Analysten verweisen auf wachsende Risiken durch eine ungewöhnlich große Anzahl an Brandherden: die sich anbahnende Zinswende in den USA, schlechte Geschäftszahlen, widersprüchliche Konjunkturdaten und nicht zuletzt die Ukraine-Krise. Das verleitet Anleger dazu, Kursgewinne mitzunehmen. Über die vergangenen drei Jahre hatte der DAX seinen Wert in der Spitze fast verdoppelt.
Aktienmarktstrategen von Helaba Trust interpretieren die Kursrückgänge vor allem als eine "aus fundamentalen Gründen notwendige Korrektur überzogener Markterwartungen". Die Kurse seien seit geraumer Zeit nicht mehr durch Wachstums- und Gewinnaussichten getragen worden, sondern in erster Linie durch Liquidität. Dadurch habe sich ein "explosives Gemisch aus fundamentaler Überbewertung und technischer Überhitzung" ergeben, heißt es bei Helaba.

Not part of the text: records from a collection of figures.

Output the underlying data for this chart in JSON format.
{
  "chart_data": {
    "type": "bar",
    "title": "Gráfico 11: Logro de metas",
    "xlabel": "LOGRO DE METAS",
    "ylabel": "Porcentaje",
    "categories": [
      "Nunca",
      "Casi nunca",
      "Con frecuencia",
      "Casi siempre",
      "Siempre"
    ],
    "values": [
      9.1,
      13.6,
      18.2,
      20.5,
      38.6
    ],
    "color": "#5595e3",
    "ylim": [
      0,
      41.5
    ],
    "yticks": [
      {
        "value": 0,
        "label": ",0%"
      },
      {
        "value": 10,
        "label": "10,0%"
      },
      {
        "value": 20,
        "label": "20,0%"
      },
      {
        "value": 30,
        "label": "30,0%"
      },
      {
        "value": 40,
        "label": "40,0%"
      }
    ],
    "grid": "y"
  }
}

Abzulesen ist diese Entwicklung am Kurs-Gewinn-Verhältnis (KGV) des DAX. Diese viel beachtete Bewertungskennziffer war seit August vergangenen Jahres von 11,4 auf mehr als 13 gestiegen. Die Kurse haben also deutlich stärker angezogen als die von Analysten für die jeweils kommenden zwölf Monate prognostizierten Konzerngewinne.
Inzwischen ist mit den Kursen auch das KGV des Index gesunken: Am Freitag lag es für den DAX nach Daten des Finanzdiensts Bloomberg bei 11,7 und damit nur noch leicht über dem zehnjährigen Durchschnittswert von 11,5.
Die Bewertung des DAX steht aber noch immer auf einem wackeligen Fundament, da der Trend bei vielen Unternehmen nach unten zeigt: Eine Auswertung von €uro am Sonntag ergab, dass Analysten seit Jahresbeginn ihre Gewinnschätzung für 20 der 30 Indexmitglieder gesenkt haben. Entsprechend allergisch reagieren Anleger auf enttäuschende Geschäftszahlen aus den Unternehmen. Besonders hart wurden Adidas und Lufthansa abgestraft, die seit dem Allzeithoch des DAX Anfang Juli mehr als 20 Prozent an Wert verloren haben.
Allerdings beweisen auch etliche Unternehmen, dass sie in einem schwierigen Wirtschaftsumfeld Gewinnsteigerungen erzielen können, etwa die Automobilhersteller BMW und Daimler.
Die Berichtssaison in den USA hat ebenfalls ermutigende Signale ge-liefert. Laut Datendienst Bloomberg haben 75 Prozent der Unternehmen im Aktienindex S & P 500 im zweiten Quartal netto mehr Geld verdient als von Analysten erwartet.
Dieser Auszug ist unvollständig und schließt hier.